According to a study, the length of time since domestication of animals is directly
proportional to the rise in the number of illnesses and parasites that humans and domesticated
animals share. According to the findings, central hosts, who were domesticated a very long
time ago, shared a large number of parasites and diseases with both humans and all other
domesticated hosts (Moran, McIntyre and Baylis, 2014). This means that domestication has
led to a greater immunity to diseases in both humans and animals that could have been deadly
otherwise.

There are negatives that must be discussed around domestication. For example, there are
many physical changes that occur in domesticated animals, the most obvious being a decrease
in overall body size, alongside mutated dental features. The demographic changes are also
notable, with a larger number of young skeletons in human-made graves showing a shift
towards herding (Sykes, 2014). The research also suggests that the switch to dairying in the
Neolithic Revolution may have contributed to the decline in human life expectancy as
drinking milk increased mortality from infectious disorders like diarrhoea. Weaned children
who were lactase non-persistent would have become more vulnerable to mortality from
infectious diseases. It is well known that Neolithic children were weaned earlier than their
Mesolithic counterparts, possibly within 2 years (Sykes, 2014).

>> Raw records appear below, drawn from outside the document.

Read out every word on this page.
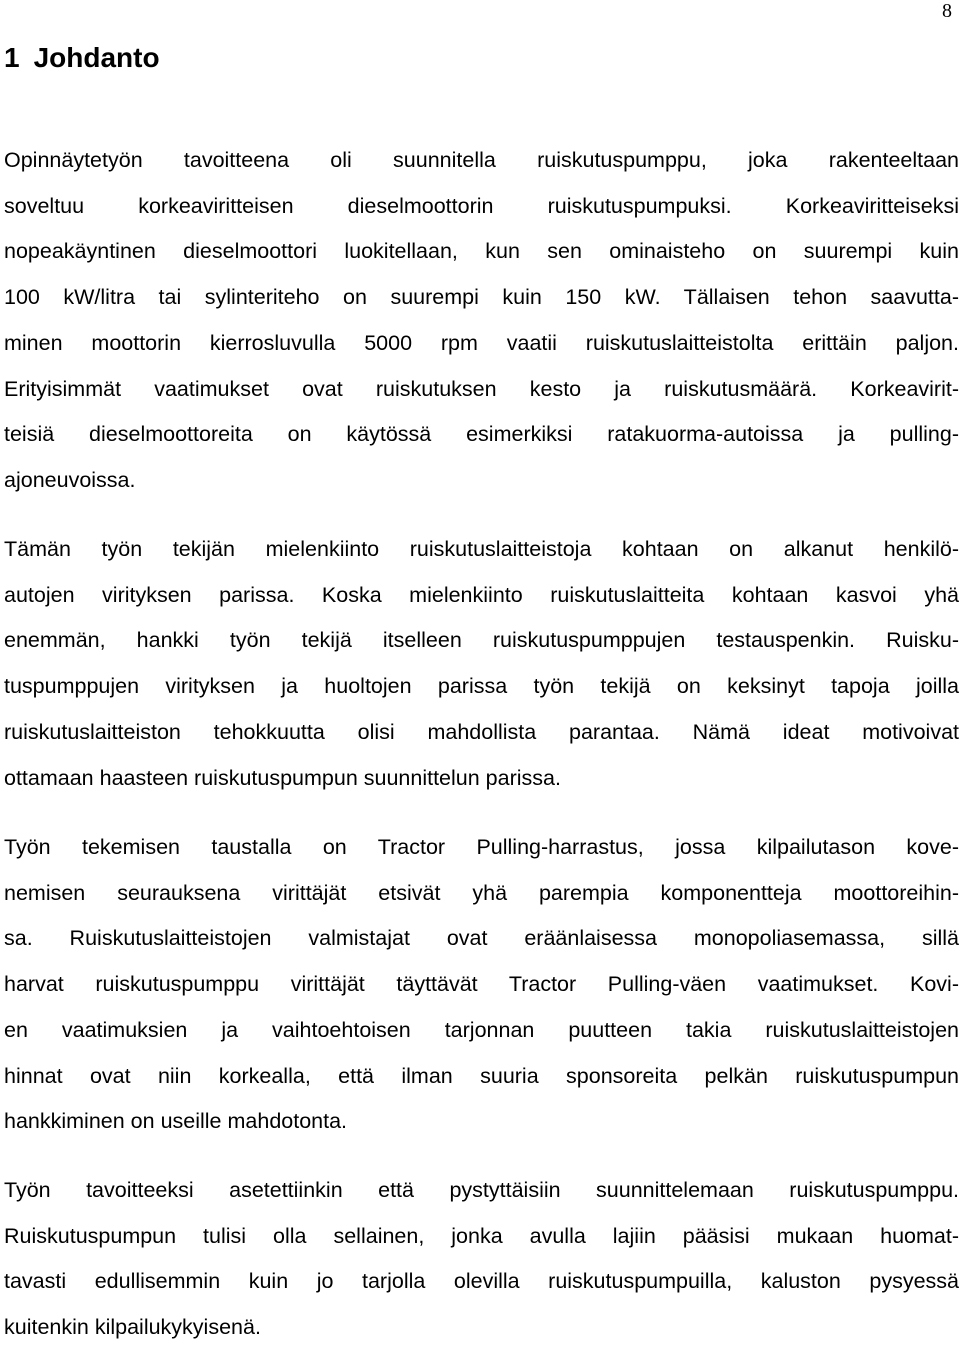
8
1 Johdanto
Opinnäytetyön tavoitteena oli suunnitella ruiskutuspumppu, joka rakenteeltaan
soveltuu korkeaviritteisen dieselmoottorin ruiskutuspumpuksi. Korkeaviritteiseksi
nopeakäyntinen dieselmoottori luokitellaan, kun sen ominaisteho on suurempi kuin
100 kW/litra tai sylinteriteho on suurempi kuin 150 kW. Tällaisen tehon saavutta-
minen moottorin kierrosluvulla 5000 rpm vaatii ruiskutuslaitteistolta erittäin paljon.
Erityisimmät vaatimukset ovat ruiskutuksen kesto ja ruiskutusmäärä. Korkeavirit-
teisiä dieselmoottoreita on käytössä esimerkiksi ratakuorma-autoissa ja pulling-
ajoneuvoissa.
Tämän työn tekijän mielenkiinto ruiskutuslaitteistoja kohtaan on alkanut henkilö-
autojen virityksen parissa. Koska mielenkiinto ruiskutuslaitteita kohtaan kasvoi yhä
enemmän, hankki työn tekijä itselleen ruiskutuspumppujen testauspenkin. Ruisku-
tuspumppujen virityksen ja huoltojen parissa työn tekijä on keksinyt tapoja joilla
ruiskutuslaitteiston tehokkuutta olisi mahdollista parantaa. Nämä ideat motivoivat
ottamaan haasteen ruiskutuspumpun suunnittelun parissa.
Työn tekemisen taustalla on Tractor Pulling-harrastus, jossa kilpailutason kove-
nemisen seurauksena virittäjät etsivät yhä parempia komponentteja moottoreihin-
sa. Ruiskutuslaitteistojen valmistajat ovat eräänlaisessa monopoliasemassa, sillä
harvat ruiskutuspumppu virittäjät täyttävät Tractor Pulling-väen vaatimukset. Kovi-
en vaatimuksien ja vaihtoehtoisen tarjonnan puutteen takia ruiskutuslaitteistojen
hinnat ovat niin korkealla, että ilman suuria sponsoreita pelkän ruiskutuspumpun
hankkiminen on useille mahdotonta.
Työn tavoitteeksi asetettiinkin että pystyttäisiin suunnittelemaan ruiskutuspumppu.
Ruiskutuspumpun tulisi olla sellainen, jonka avulla lajiin pääsisi mukaan huomat-
tavasti edullisemmin kuin jo tarjolla olevilla ruiskutuspumpuilla, kaluston pysyessä
kuitenkin kilpailukykyisenä.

One of the most dramatic changes from domestication is the common reduction of brain size
in all higher-order vertebrate domesticates, which also impacts brain form and function. It is a
characteristic of domestication that is present in all animal taxa, including domesticated
invertebrate species as well as domesticated birds, fish, and mammals. A key characteristic of
animal domestication, which is the strong selection pressure for tameness and reduced
reactivity, is the early reaction of brain-size reduction (Zeder, 2012). This is not a uniform
change throughout the brain however, and there is significantly less reduction in the areas of
the brain that control olfactory and auditory functions than those that control visual and motor
functions (in pigs). Another example is sheep, where certain species that have been
domesticated for over 10,000 years have only shown a 24% reduction in overall brain size
(Zeder, 2012).
Dincauze (2000) thinks that humans have domesticated themselves as well as animals,
destroying the natural landscape in the process. He believes that the definition of
domestication applies to us too, with our artificial environments being necessary for our
health and safety. The early stages of domestication have been identified in humans in the
form of physiological changes, herd structures and culling patterns. Human interference with
the environment has meant that natural landscapes are rare, and ‘synanthropic’ organisms
have changed to live in the human-dominated environment.

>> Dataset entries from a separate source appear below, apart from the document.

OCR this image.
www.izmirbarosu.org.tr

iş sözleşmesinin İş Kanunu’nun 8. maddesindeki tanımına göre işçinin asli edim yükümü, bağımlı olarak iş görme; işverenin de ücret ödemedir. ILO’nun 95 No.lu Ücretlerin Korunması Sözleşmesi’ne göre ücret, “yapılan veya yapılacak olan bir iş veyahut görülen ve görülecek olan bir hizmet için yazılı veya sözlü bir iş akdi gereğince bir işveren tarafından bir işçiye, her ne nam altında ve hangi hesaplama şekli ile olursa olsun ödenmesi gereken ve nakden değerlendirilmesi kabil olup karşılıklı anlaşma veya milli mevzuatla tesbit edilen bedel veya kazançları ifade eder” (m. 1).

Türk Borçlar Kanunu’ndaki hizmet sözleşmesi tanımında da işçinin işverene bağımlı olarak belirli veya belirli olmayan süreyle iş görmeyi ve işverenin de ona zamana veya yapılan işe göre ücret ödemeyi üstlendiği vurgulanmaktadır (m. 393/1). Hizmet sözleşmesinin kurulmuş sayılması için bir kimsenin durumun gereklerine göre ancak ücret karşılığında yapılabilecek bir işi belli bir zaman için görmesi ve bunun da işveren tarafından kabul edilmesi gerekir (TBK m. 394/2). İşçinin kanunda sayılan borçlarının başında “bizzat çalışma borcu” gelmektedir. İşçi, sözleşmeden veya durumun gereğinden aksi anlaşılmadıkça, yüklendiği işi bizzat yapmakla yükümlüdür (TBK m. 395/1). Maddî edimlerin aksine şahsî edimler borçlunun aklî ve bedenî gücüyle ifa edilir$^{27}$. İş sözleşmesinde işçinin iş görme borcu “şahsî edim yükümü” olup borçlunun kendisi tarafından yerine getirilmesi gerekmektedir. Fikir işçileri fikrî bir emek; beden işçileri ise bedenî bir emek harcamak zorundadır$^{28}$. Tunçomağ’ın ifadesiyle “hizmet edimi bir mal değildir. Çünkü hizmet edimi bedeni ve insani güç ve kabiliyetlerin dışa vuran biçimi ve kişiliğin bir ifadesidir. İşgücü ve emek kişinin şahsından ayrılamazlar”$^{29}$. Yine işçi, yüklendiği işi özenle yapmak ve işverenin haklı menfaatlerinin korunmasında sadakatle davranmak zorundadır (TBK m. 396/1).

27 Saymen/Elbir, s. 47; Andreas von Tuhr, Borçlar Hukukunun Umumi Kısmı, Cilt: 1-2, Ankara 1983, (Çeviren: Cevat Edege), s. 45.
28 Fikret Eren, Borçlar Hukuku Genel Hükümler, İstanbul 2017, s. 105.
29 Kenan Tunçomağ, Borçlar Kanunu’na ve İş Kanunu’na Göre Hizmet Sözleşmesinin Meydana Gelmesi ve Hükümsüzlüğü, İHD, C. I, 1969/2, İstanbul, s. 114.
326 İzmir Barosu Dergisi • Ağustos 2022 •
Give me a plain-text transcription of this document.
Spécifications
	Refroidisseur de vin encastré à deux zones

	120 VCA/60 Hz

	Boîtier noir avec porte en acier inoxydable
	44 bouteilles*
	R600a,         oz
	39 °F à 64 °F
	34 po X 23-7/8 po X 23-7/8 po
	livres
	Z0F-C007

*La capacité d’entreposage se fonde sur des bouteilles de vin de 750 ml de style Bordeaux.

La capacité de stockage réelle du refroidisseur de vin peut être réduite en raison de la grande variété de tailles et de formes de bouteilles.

This essay has provided a deeper insight into the history, advantages and problems brought
up by animal domestication. I feel it would be important to suggest some solutions to the
issues. Further integration of sustainable animal husbandry practices, especially in North
America, and with heavily exploited animals like chickens and fish. Public education on the
impacts of animal domestication, and its history. Government policy will also have a big part
to play in reducing the negative impacts of domestication. Laws on sustainable farming, and
selective breeding must be introduced in order to stop some of the more detrimental changes.

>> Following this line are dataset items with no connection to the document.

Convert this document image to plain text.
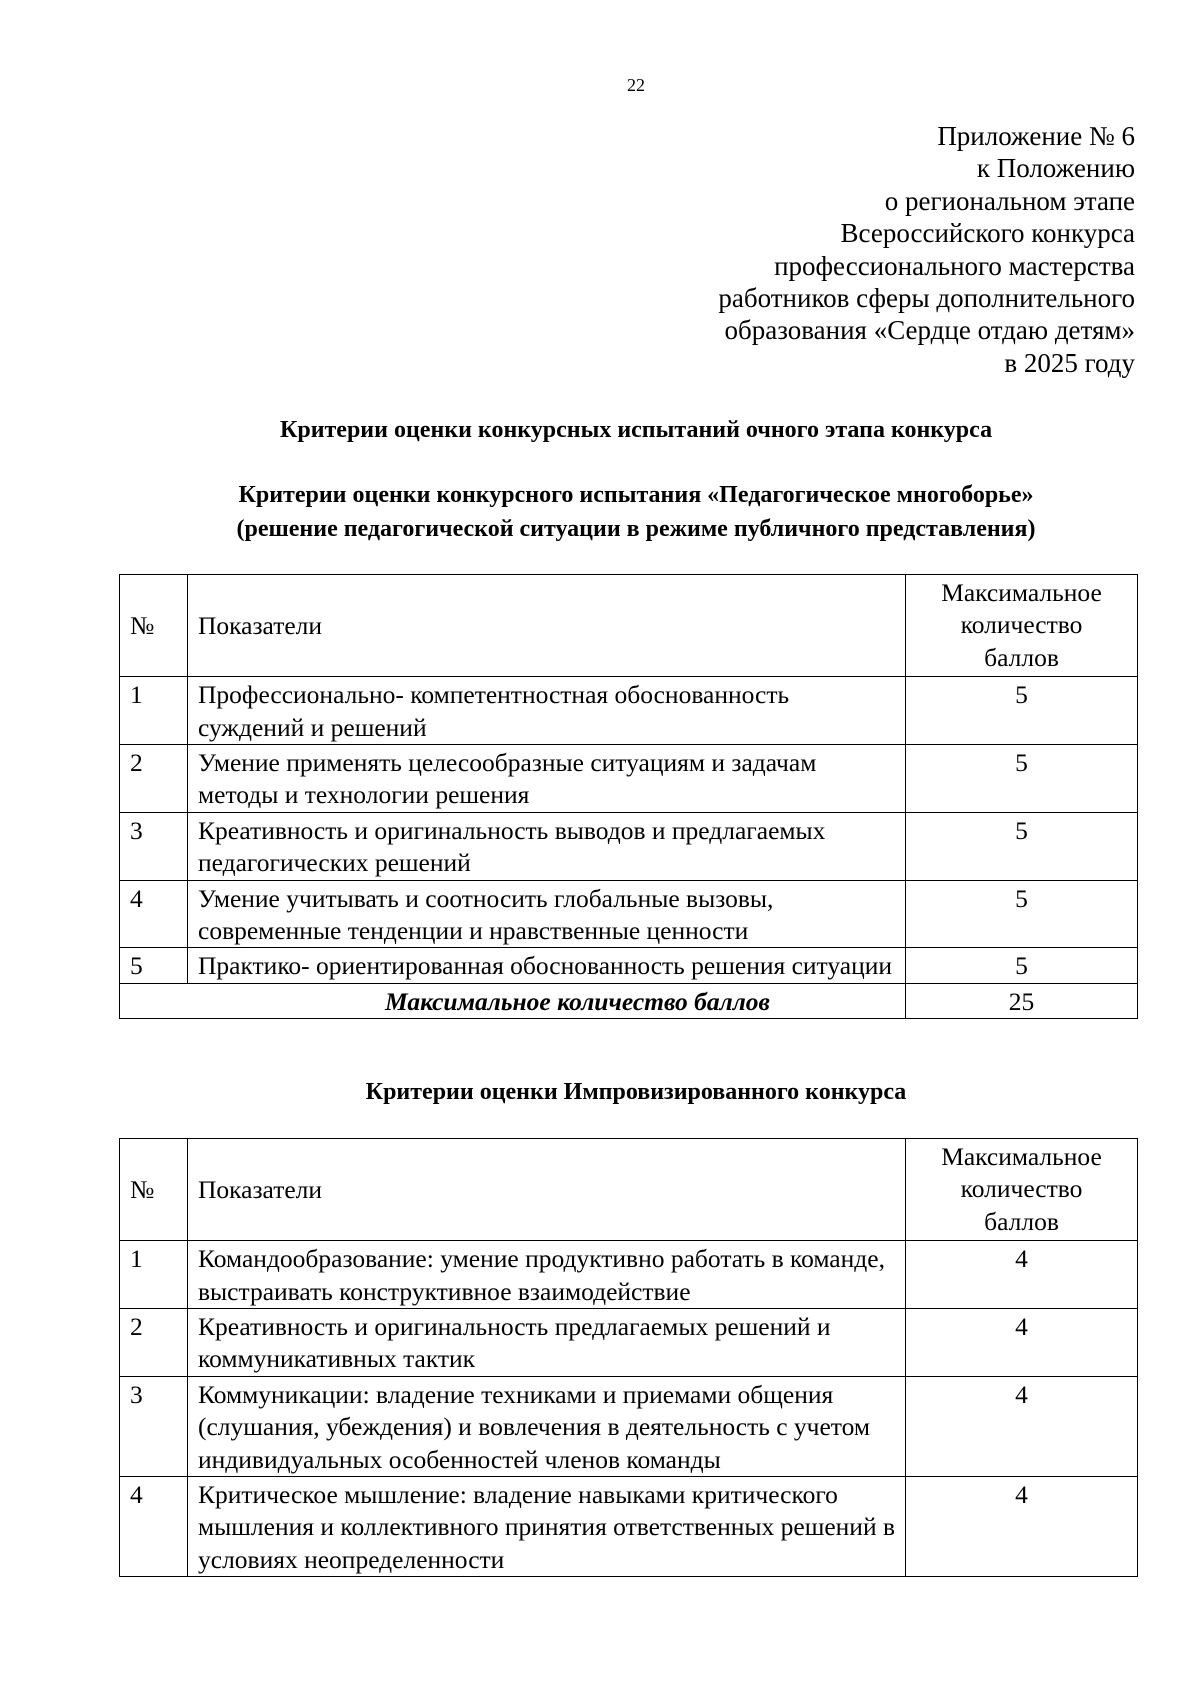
22
Приложение № 6
к Положению
о региональном этапе
Всероссийского конкурса
профессионального мастерства
работников сферы дополнительного
образования «Сердце отдаю детям»
в 2025 году
Критерии оценки конкурсных испытаний очного этапа конкурса
Критерии оценки конкурсного испытания «Педагогическое многоборье»
(решение педагогической ситуации в режиме публичного представления)
№	Показатели	Максимальное
количество
баллов

1	Профессионально- компетентностная обоснованность суждений и решений	5
2	Умение применять целесообразные ситуациям и задачам методы и технологии решения	5
3	Креативность и оригинальность выводов и предлагаемых педагогических решений	5
4	Умение учитывать и соотносить глобальные вызовы, современные тенденции и нравственные ценности	5
5	Практико- ориентированная обоснованность решения ситуации	5
Максимальное количество баллов		25
Критерии оценки Импровизированного конкурса
№	Показатели	Максимальное
количество
баллов

1	Командообразование: умение продуктивно работать в команде, выстраивать конструктивное взаимодействие	4
2	Креативность и оригинальность предлагаемых решений и коммуникативных тактик	4
3	Коммуникации: владение техниками и приемами общения (слушания, убеждения) и вовлечения в деятельность с учетом индивидуальных особенностей членов команды	4
4	Критическое мышление: владение навыками критического мышления и коллективного принятия ответственных решений в условиях неопределенности	4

To answer the question posed by the title, I believe it depends on what animal we are
referring to. For example, if we look at dogs, certain species like labradors or dobermans
could be said to have been a success, providing security and companionship to their owners.
Other species like pugs or great danes are plagued by breathing problems, or their bones
being unable to support their bodies. There are some animals, like the aforementioned broiler
chicken, who have faced intense exploitation for food. However, this could be seen in a
positive light if looked at from a world hunger perspective, as it allows us to feed the ever
growing population. I believe it ultimately comes down to the species and from which
position you are observing, as there are numerous arguments for both.